Presently, to shorten his road, he left the park, and took to a lane outside it. And here he suddenly perceived that he was on the borders of the experimental farm, that great glory of the estate, famous in the annals of English country life before John Betts had ever seen it, but doubly famous during the twenty years that he had been in charge of it. There was the thirty-acre field like one vast chessboard, made up of small green plots; where wheat was being constantly tempted and tried with new soils and new foods; and farmers from both the old and new worlds would come eagerly to watch and learn. There were the sheds where wheat was grown, not in open ground, but in pots under shelter; there was the long range of buildings devoted to cattle, and all the problems of food; there was the new chemical laboratory which his father had built for John Betts; and there in the distance was the pretty dwelling-house which now sheltered the woman from whose presence on the estate all the trouble had arisen.

A trouble which had been greatly aggravated by Coryston's presence on the scene. Newbury, for all that his heart was full of Marcia, was none the less sorely indignant with her brother, eager to have it out with him, and to fling back his charges in his face.

Suddenly, a form appeared behind a gate flanked by high hedges.

Newbury recognized John Betts. A tall, broad-shouldered man, with slightly grizzled hair, a countenance tanned and seamed by long exposure, and pale-blue spectacled eyes, opened the gate and stepped into the road.

"I saw you coming, Mr. Edward, and thought I should like a word with you."

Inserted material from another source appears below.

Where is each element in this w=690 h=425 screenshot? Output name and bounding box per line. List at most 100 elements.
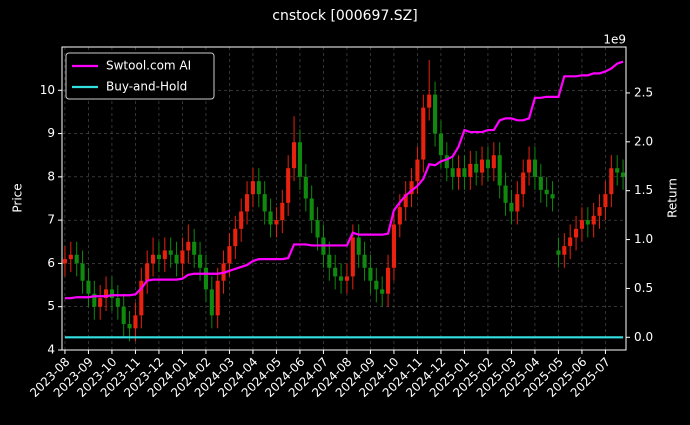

"By all means," said Newbury, offering his hand. But Betts took no notice of it. They moved on together--a striking pair: the younger man, with his high, narrow brow and strong though slender build, bearing himself with the unconscious air of authority, given by the military life, and in this case also, no doubt, by the influence of birth and tradition; as fine a specimen of the English ruling class at its moral and physical best, as any student of our social life would be likely to discover; and beside him a figure round whom the earth-life in its primitive strength seemed to be still clinging, though the great brain of the man had long since made him its master and catechist, and not, like the ordinary man of the fields, farmer or laborer, its slave. He, too, was typical of his class, of that large modern class of the new countryman, armed by science and a precise knowledge, which has been developed from the primitive artists of the world--plowman, reaper, herdsman; who understood nothing and discovered everything. A strong, taciturn, slightly slouching fellow; vouched for by the quiet blue eyes, and their honest look; at this moment, however, clouded by a frown of distress. And between the two men there lay the memory of years of kindly intercourse--friendship, loyalty, just dealing.

"Your father will have got a letter from me this morning, Mr. Edward," began Betts, abruptly.

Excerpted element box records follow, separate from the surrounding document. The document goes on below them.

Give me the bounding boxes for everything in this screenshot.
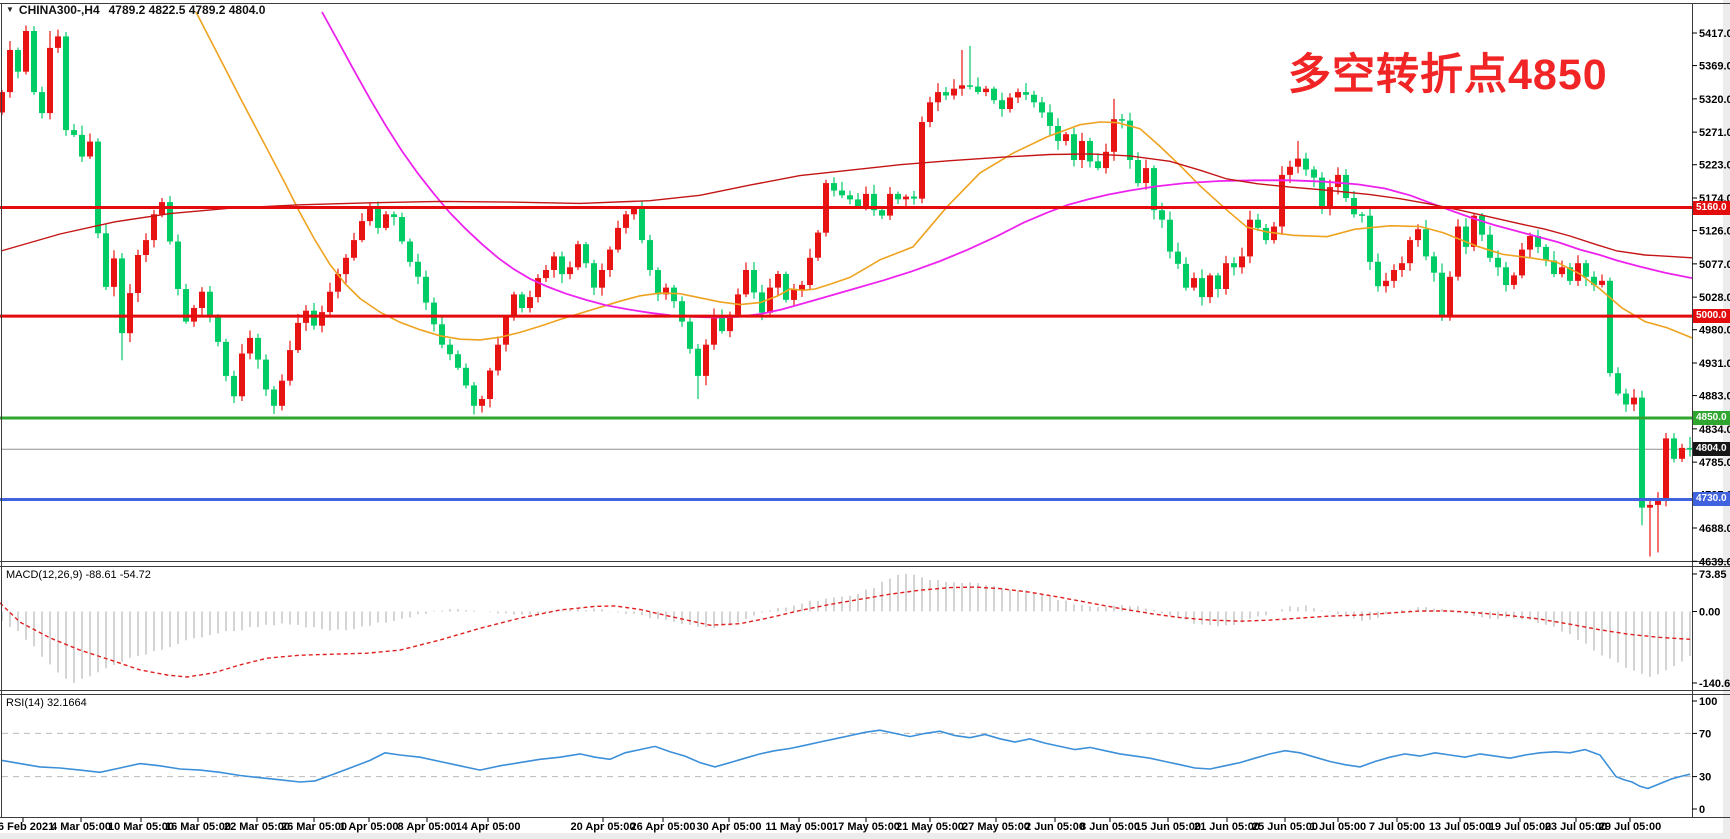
rsi-line [1, 729, 1691, 790]
axis-label: 15 Jun 05:00 [1135, 821, 1201, 833]
axis-label: 30 [1699, 772, 1711, 784]
axis-label: 25 Jun 05:00 [1252, 821, 1318, 833]
axis-label: 4834.0 [1699, 424, 1730, 436]
axis-label: 1 Jul 05:00 [1310, 821, 1366, 833]
ma-slow-red [0, 153, 1693, 259]
axis-label: 20 Apr 05:00 [570, 821, 635, 833]
axis-label: 16 Mar 05:00 [165, 821, 231, 833]
axis-label: 5271.0 [1699, 127, 1730, 139]
axis-label: 4785.0 [1699, 457, 1730, 469]
axis-label: 2 Jun 05:00 [1025, 821, 1085, 833]
rsi-panel-area[interactable] [0, 694, 1692, 817]
axis-label: -140.67 [1699, 678, 1730, 690]
ma-fast-orange [195, 11, 1693, 341]
axis-label: 22 Mar 05:00 [224, 821, 290, 833]
axis-label: 21 Jun 05:00 [1194, 821, 1260, 833]
macd-signal-line [0, 586, 1691, 678]
title-ohlc-values: 4789.2 4822.5 4789.2 4804.0 [108, 3, 266, 17]
axis-label: 8 Jun 05:00 [1080, 821, 1140, 833]
axis-label: 4883.0 [1699, 391, 1730, 403]
annotation-text: 多空转折点4850 [1288, 51, 1608, 99]
axis-label: 27 May 05:00 [962, 821, 1030, 833]
axis-label: 1 Apr 05:00 [340, 821, 399, 833]
ma-mid-magenta [321, 11, 1693, 319]
axis-label: 5369.0 [1699, 61, 1730, 73]
symbol-dropdown-icon[interactable]: ▼ [6, 5, 14, 14]
axis-label: 17 May 05:00 [832, 821, 900, 833]
axis-label: 26 Mar 05:00 [281, 821, 347, 833]
badge-current-price: 4804.0 [1693, 442, 1730, 456]
axis-label: 0.00 [1699, 607, 1720, 619]
axis-label: 21 May 05:00 [896, 821, 964, 833]
price-axis[interactable] [1692, 3, 1730, 817]
axis-label: 23 Jul 05:00 [1545, 821, 1607, 833]
badge-4730.0: 4730.0 [1693, 492, 1730, 506]
badge-5000.0: 5000.0 [1693, 309, 1730, 323]
chart-title: ▼ CHINA300-,H4 4789.2 4822.5 4789.2 4804.0 [6, 3, 265, 17]
badge-4850.0: 4850.0 [1693, 411, 1730, 425]
macd-panel-area[interactable] [0, 567, 1692, 690]
axis-label: 5028.0 [1699, 292, 1730, 304]
axis-label: 70 [1699, 728, 1711, 740]
candles-group [0, 25, 1693, 557]
time-axis[interactable] [0, 817, 1730, 834]
axis-label: 4931.0 [1699, 358, 1730, 370]
axis-label: 19 Jul 05:00 [1489, 821, 1551, 833]
axis-label: 26 Feb 2021 [0, 821, 54, 833]
axis-label: 5077.0 [1699, 259, 1730, 271]
axis-label: 73.85 [1699, 569, 1727, 581]
axis-label: 8 Apr 05:00 [398, 821, 457, 833]
axis-label: 7 Jul 05:00 [1369, 821, 1425, 833]
axis-label: 5417.0 [1699, 28, 1730, 40]
title-symbol: CHINA300-,H4 [18, 3, 100, 17]
axis-label: 26 Apr 05:00 [630, 821, 695, 833]
axis-label: 29 Jul 05:00 [1599, 821, 1661, 833]
axis-label: 30 Apr 05:00 [696, 821, 761, 833]
axis-label: 10 Mar 05:00 [108, 821, 174, 833]
badge-5160.0: 5160.0 [1693, 201, 1730, 215]
axis-label: 4688.0 [1699, 523, 1730, 535]
axis-label: 4980.0 [1699, 325, 1730, 337]
axis-label: 14 Apr 05:00 [455, 821, 520, 833]
axis-label: 0 [1699, 804, 1705, 816]
axis-label: 100 [1699, 696, 1717, 708]
axis-label: 5223.0 [1699, 160, 1730, 172]
axis-label: 4 Mar 05:00 [51, 821, 111, 833]
axis-label: 13 Jul 05:00 [1429, 821, 1491, 833]
rsi-indicator-label: RSI(14) 32.1664 [6, 697, 87, 709]
macd-indicator-label: MACD(12,26,9) -88.61 -54.72 [6, 569, 151, 581]
axis-label: 11 May 05:00 [765, 821, 832, 833]
axis-label: 5320.0 [1699, 94, 1730, 106]
axis-label: 5126.0 [1699, 226, 1730, 238]
axis-label: 4639.0 [1699, 556, 1730, 568]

"He did. I left him writing to you." The young man's voice was singularly gentle, even deferential.

"You read it, I presume?"

Newbury made a sign of assent.

"Is there any hope for us, Mr. Edward?"

Betts turned to look into his companion's face. A slight tremor in the normally firm lips betrayed the agitation behind the question.

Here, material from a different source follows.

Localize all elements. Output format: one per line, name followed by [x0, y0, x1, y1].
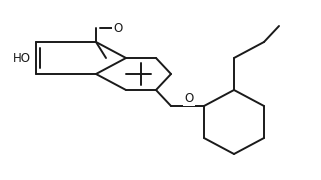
- Text: HO: HO: [13, 51, 31, 64]
- Text: O: O: [184, 91, 194, 105]
- Text: O: O: [113, 21, 123, 35]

Newbury's troubled eyes answered him.

"You don't know what it costs us--not to be able to meet you--in that way!"

"You think the arrangement we now propose--would still compromise you?"

"How could we?" pleaded the younger man, with very evident pain. "We should be aiding and abetting--what we believe to be wrong--conniving at it indeed; while we led people--deliberately--to believe what was false."

"Then it is still your ultimatum--that we must separate?"

"If you remain here, in our service--our representative. But if you would only allow us to make the liberal provision we would like to make for you--elsewhere!"

Betts was silent a little; then he broke out, looking round him.

"I have been twenty years at the head of that farm. I have worked for it night and day. It's been my life. Other men have worked for their wives and children. I've worked for the farm. There are experiments going on there--you know it, Mr. Edward--that have been going on for years. They're working out now--coming to something--I've earned that reward. How can I begin anywhere else? Besides, I'm flagging. I'm not the man I was.